Stepping Into The Human Workplace

Posted: March 22, 2015 at 9:43 pm

If you look at the business world and the institutional world through the eyes of a little kid or a Martian, or anyone who wasnt raised with our traditional understanding of businesses and institutions, you notice something right away. The first thing you notice is that the business world and the institutional worlds run on a different fuel than normal human life.

They are sustained by and fueled by commands, policies, rules, structures and hierarchies that we dont find in everyday human existence down on the ground. In modern times weve exalted the corporate and institutional systems to nearly the status of religions.

We are adherents to the churches of data and money and organizational power. A lot of people pray to those gods and devote their lives to those religions. The Human Workplace idea is nothing more complex than making work a human place, which it is anyway!

People go to work, and like anything in nature they fight to stay human and plug into their own power sources at work. I sing at a church where the minister said in his sermon one day that the daffodil and lily bulbs in the church garden moved in the dirt ten feet over to poke their shoots out of the soil beyond the concrete patio. Ten feet!

Nature is powerful, and we are part of nature. People naturally bring their best to work unless there are man-made impediments that keep them from doing that. They want to do it. They want to be emotionally invested in their work.

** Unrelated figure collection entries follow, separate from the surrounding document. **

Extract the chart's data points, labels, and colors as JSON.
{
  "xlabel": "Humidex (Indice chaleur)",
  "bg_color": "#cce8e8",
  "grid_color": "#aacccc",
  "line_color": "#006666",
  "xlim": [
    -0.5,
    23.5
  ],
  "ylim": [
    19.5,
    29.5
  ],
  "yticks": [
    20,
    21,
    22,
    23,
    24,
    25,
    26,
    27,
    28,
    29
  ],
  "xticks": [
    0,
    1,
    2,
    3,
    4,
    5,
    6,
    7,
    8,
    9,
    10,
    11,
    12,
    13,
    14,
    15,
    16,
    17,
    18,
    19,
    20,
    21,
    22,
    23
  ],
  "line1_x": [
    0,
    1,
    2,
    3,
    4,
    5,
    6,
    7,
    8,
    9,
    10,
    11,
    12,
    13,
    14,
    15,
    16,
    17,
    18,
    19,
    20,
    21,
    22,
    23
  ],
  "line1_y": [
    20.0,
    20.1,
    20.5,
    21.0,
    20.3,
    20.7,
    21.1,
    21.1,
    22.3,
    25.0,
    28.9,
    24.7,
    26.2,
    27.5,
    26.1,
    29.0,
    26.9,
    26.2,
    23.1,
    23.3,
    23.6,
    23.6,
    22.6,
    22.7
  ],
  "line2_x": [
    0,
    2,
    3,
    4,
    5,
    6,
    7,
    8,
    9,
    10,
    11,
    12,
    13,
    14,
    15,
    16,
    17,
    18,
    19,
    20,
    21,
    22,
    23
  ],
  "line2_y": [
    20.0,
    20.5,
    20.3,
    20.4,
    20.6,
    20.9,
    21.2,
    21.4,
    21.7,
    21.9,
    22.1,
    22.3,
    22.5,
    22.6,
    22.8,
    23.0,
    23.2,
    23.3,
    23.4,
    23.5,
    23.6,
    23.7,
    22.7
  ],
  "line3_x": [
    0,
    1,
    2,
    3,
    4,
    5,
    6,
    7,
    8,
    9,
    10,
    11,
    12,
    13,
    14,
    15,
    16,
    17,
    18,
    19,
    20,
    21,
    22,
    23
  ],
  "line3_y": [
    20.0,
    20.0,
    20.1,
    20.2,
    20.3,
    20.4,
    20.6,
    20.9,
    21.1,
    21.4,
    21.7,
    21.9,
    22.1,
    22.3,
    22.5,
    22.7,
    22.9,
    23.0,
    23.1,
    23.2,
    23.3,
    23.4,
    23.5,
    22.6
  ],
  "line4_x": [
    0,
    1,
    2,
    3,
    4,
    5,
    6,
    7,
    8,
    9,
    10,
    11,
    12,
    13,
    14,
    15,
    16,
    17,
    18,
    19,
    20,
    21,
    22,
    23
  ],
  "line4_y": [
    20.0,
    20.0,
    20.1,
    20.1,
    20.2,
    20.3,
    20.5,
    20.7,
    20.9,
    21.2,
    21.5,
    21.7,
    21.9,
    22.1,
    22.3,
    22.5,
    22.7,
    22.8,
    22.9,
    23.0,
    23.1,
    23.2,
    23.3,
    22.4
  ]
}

It makes the work more fun and interesting. Work is a communal place. People look for community. It springs up like the daffodils even despite the harshness and grayness of the organizational structure of rules and budgets.

The Human Workplace movement is a global and enlarging conversation about reinventing work for people. As a practical matter, it is easy to build human energy from your own desk or place in the loading dock to other people and from there to larger and larger communities of people who desperately want to be able to be human at work.